Guillemette, elle, laissant Mademoiselle et Mad cheminer l’une près de l’autre, se met à marcher auprès de l’oncle René que, sans trop savoir pourquoi, elle n’est pas fâchée de retenir loin de Nicole.
Mme de Miolan avance devant eux, descendant aussi vers la plage. Elle va d’une allure très lente. Hawford l’accompagne. Près d’eux, est également Raymond Seyntis.
Hawford cause, et elle écoute, la tête un peu penchée. Le soleil met des lueurs d’or dans le nœud lourd de ses cheveux. Et spontanément, Guillemette s’exclame :
— Comme Nicole est belle ! N’est-ce pas ? mon oncle. Quand je la regarde, je me demande toujours comment son mari peut se passer d’elle !… Vous, pas ? »
Une sorte de soif l’envahit de savoir ce qu’il pense. Ainsi Ève fut attirée par le fruit défendu.
Elle a levé les yeux vers lui. Il a un visage fermé, presque sévère et dit :
— Je ne me suis jamais adressé pareille question, Guillemette.
— Et vous trouvez, mon oncle, que je dois vous imiter ? glisse-t-elle, rieuse. C’est que vous n’êtes pas curieux. Et moi, je le suis horriblement, quand les gens m’intéressent.
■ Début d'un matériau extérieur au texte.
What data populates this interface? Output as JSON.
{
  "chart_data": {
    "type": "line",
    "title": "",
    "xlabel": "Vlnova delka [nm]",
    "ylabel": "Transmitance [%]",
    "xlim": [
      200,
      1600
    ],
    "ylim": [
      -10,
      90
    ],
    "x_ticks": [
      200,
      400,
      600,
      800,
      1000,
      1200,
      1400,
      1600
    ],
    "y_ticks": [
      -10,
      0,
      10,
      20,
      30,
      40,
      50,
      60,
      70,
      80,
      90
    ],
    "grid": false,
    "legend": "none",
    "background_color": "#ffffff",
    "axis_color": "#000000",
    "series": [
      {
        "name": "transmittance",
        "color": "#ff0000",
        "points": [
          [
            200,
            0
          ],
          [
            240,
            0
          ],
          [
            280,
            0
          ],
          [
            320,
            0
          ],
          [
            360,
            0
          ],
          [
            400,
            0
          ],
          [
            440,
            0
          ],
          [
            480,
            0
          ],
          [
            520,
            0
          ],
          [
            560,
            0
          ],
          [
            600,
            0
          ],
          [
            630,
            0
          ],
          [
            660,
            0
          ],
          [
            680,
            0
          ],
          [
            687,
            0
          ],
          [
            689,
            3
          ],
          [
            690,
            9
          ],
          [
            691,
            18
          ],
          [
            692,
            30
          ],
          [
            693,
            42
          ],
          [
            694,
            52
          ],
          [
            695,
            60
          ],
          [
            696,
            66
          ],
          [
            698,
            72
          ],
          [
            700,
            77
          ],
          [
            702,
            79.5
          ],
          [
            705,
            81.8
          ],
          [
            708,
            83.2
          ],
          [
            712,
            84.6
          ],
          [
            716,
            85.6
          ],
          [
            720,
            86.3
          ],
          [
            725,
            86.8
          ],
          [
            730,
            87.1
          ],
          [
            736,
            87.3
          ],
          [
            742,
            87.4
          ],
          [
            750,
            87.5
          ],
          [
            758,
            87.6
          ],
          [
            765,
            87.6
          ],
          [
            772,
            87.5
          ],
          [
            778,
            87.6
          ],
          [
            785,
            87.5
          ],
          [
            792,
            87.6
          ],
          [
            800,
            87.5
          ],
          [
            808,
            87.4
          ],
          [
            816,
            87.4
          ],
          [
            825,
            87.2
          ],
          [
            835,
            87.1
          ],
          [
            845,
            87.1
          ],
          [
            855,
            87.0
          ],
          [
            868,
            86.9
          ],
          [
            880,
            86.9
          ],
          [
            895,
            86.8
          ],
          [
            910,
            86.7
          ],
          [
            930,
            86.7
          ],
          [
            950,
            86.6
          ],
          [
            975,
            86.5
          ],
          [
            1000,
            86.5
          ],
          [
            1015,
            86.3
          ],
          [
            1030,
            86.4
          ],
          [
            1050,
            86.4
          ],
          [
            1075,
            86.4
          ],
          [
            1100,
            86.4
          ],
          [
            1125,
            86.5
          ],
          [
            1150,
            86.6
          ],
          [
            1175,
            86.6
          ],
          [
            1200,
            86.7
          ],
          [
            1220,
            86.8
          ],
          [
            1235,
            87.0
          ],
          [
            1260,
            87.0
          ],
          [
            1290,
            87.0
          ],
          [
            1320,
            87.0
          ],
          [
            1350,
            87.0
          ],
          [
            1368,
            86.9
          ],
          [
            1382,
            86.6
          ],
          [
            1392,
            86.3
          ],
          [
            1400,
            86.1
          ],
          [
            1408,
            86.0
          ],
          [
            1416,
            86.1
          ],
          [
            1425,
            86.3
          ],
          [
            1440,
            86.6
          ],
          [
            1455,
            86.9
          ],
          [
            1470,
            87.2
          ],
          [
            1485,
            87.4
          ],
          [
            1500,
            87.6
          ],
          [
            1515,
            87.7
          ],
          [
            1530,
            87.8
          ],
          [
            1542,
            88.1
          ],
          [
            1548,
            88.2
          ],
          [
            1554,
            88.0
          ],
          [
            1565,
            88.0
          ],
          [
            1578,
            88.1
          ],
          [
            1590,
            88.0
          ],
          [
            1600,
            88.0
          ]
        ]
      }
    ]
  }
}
— Et Mme de Miolan vous intéresse ?
— Oh oui ! autant que vous pouvez l’imaginer !
— Pourquoi ?
— Parce qu’elle est vraie, très bonne, triste, plutôt coquette, et pas du tout parfaite !
— Oh ! oh ! ma nièce…
— Quoi ? oncle René… Cela vous scandalise que j’aime mieux Nicole n’étant pas un modèle ?
— Je pense, Guillemette, que ce n’est pas votre mère, sûrement, qui vous a mis de pareilles opinions fausses dans la cervelle.
— Et vous avez bien raison de le penser, oncle. Je vous offre tout bonnement le fruit de ma petite expérience… Je commence à être assez vieille pour pouvoir posséder des opinions personnelles.
Et après une seconde de méditation, elle achève :
— Et penser que Nicole a des parents tellement à l’antique ! Est-ce qu’ils ne vous font pas un peu l’effet de paisibles canards qui auraient couvé un oiseau de paradis ?
Cette fois, René est tout à fait choqué.
— Guillemette, que d’irrévérence !
— Mon oncle, ne vous agitez pas, ce sont des canards que je respecte comme je dois le faire !
Il ne répond pas, mécontent, mais résolu à ne pas jouer auprès de cette petite un rôle ridicule de pédagogue… Il tressaille désagréablement de l’entendre s’exclamer en manière de conclusion :
— Oh ! oncle, comme je voudrais ressembler à Nicole !
— Ne dites pas cela ! Guillemette, fait-il presque impérieusement.
Quelle singulière réponse ! Une impatience secoue Guillemette qui jette, un peu agressive :
— Vous trouvez mieux qu’elle soit unique en notre famille ?
René la regarde, surpris, et de sa manière sérieuse explique :
— Je crains qu’elle ne se rende très malheureuse ! Et c’est pourquoi, ma chère petite fille, je serais désolé de vous voir lui ressembler… Voilà tout !
Guillemette est apaisée. Même, elle éprouve une sorte de sécurité joyeuse dans le sentiment que l’oncle René est soucieux de son bonheur. Quand Nicole sera partie pour Dinard, elle l’aura de nouveau à elle toute seule, comme avant l’arrivée des invités.
C’était bien plus agréable !
Elle est interrompue dans ses réflexions parce qu’ils atteignent la plage où, autour de Nicole et de Mme de Coriolis, s’élaborent des projets de promenade pour l’après-midi.